Eu nunca contei a ninguém minha história nessa vida. Ou melhor, nunca contei a ninguém a minha história de vida.

Quando eu e Victoria terminamos o colégio, ela conseguiu logo sair do morro. Ela era linda e desde nova tinha caras mais velhos atrás dela. Como ela virou puta eu já não sei, mas sei que foi assim que, aos dezenove anos, Victoria já vivia sozinha em um apartamento longe do Morro dos Prazeres.

Quando terminei a escola, tentei de tudo. Coloquei currículo de mercearia de esquina a empresas multinacionais. O foda é que eu sou mulher, periférica e preta. Arranjar um trabalho é foda.

Em alguns momentos, via minha família dormir no escuro porque a luz foi cortada. Nunca passamos fome, graças ao pessoal da ONG em que eu ainda trabalho, mas vivíamos em extrema pobreza.

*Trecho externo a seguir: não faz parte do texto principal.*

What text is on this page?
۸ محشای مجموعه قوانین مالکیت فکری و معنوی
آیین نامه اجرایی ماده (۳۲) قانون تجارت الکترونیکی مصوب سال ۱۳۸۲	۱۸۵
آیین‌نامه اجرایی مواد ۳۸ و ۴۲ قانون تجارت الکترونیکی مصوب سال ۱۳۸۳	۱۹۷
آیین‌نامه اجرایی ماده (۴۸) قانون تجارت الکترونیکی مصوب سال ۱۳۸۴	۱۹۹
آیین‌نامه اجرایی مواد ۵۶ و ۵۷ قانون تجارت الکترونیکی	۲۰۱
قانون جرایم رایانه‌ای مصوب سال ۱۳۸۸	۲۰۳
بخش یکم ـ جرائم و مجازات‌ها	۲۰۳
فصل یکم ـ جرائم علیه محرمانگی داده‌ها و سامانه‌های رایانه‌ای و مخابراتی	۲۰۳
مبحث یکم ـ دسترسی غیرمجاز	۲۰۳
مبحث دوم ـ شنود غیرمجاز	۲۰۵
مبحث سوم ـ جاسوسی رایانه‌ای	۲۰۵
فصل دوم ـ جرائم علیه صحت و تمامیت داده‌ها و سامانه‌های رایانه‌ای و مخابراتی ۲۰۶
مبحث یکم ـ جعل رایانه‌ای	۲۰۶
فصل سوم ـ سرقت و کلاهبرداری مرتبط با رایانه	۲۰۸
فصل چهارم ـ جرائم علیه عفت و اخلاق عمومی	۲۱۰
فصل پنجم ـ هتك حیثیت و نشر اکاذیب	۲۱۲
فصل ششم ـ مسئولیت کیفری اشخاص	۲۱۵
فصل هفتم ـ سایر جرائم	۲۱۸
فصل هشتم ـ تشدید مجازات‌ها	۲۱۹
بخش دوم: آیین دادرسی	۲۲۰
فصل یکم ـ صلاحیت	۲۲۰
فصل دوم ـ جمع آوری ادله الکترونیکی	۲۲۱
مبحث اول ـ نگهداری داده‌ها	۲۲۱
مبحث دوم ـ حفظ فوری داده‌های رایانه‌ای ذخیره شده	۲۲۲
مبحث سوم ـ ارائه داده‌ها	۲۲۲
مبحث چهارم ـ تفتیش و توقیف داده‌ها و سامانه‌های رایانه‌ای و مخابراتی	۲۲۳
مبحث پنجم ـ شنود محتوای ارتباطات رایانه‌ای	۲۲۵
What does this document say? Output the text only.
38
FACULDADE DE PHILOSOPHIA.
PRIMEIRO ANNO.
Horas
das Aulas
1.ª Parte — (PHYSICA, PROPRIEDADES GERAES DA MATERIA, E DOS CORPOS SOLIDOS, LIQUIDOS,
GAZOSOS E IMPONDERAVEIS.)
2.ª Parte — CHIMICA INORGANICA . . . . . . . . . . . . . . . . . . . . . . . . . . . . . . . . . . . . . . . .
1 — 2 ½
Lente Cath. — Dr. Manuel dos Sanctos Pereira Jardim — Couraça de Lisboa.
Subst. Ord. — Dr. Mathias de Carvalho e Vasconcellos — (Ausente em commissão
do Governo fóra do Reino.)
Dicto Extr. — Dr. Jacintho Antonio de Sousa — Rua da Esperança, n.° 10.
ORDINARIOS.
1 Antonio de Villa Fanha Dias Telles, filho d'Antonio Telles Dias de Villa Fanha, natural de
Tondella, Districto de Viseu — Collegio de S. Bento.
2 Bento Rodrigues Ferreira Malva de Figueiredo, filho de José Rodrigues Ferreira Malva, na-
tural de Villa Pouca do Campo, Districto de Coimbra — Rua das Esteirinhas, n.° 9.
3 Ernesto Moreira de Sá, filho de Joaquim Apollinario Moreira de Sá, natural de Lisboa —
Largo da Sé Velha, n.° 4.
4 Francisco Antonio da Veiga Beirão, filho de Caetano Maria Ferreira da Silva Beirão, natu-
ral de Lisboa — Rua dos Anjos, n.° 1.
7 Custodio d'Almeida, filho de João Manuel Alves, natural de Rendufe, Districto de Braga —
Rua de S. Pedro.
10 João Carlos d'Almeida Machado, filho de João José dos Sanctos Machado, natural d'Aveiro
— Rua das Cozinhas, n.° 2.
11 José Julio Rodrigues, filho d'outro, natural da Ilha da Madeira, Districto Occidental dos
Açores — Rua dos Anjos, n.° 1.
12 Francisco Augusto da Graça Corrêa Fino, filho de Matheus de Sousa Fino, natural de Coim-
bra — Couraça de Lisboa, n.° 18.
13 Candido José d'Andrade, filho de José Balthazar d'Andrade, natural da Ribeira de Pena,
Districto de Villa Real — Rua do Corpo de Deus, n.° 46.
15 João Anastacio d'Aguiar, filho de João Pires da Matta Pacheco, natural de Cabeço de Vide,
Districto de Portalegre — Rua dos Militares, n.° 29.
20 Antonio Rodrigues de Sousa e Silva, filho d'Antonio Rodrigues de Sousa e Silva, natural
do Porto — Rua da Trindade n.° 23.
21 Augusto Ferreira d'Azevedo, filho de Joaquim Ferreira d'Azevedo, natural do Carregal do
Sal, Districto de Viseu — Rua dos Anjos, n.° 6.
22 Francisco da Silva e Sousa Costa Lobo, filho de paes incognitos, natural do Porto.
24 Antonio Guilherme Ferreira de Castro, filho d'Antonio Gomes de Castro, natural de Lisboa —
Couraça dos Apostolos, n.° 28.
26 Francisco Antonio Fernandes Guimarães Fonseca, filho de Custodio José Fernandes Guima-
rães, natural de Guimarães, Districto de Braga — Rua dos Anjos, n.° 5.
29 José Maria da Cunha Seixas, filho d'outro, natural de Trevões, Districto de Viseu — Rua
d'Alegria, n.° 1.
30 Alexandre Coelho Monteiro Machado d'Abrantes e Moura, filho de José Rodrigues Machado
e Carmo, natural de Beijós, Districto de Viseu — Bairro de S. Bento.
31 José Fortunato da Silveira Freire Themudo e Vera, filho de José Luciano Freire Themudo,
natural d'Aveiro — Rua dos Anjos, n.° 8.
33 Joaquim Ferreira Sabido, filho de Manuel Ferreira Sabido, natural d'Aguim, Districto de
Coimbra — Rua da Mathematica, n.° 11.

Um dia, Luana tinha chegado em casa, vítima de bullying por causa da mochila que estava rasgada. Ela não me disse nada, mas eu descobri pelos garotos da ONG. Isso partiu meu coração. Doeu pra caralho e eu quis tanto morrer. Eu quis muito matar meu pai também, seja lá quem ele for.

Fui chorando pra Victoria, pedindo ajuda porque ela também vivia no morro. Porra, ela teve tantas outras oportunidades, por ser branca e padrão, que eu não tive e eu odiei tanto aquilo. Eu não odiava a minha amiga, mas odiava e odeio essa merda de sistema racista. Eu já não tava mais tão feia, então Victoria, relutante, me contou o que fazia.

Geralmente, as pessoas tomam um susto ao ouvirem a proposta, mas eu não. Quando ela me perguntou se eu queria um cliente dela, topei na hora. Não lembrava de pudor, moral, julgamentos... Tudo o que passava na minha cabeça é: porra, isso da uma grana fudida. Fora que eu já tinha transado uma vez, não iria ser tão difícil. E eu aceitei.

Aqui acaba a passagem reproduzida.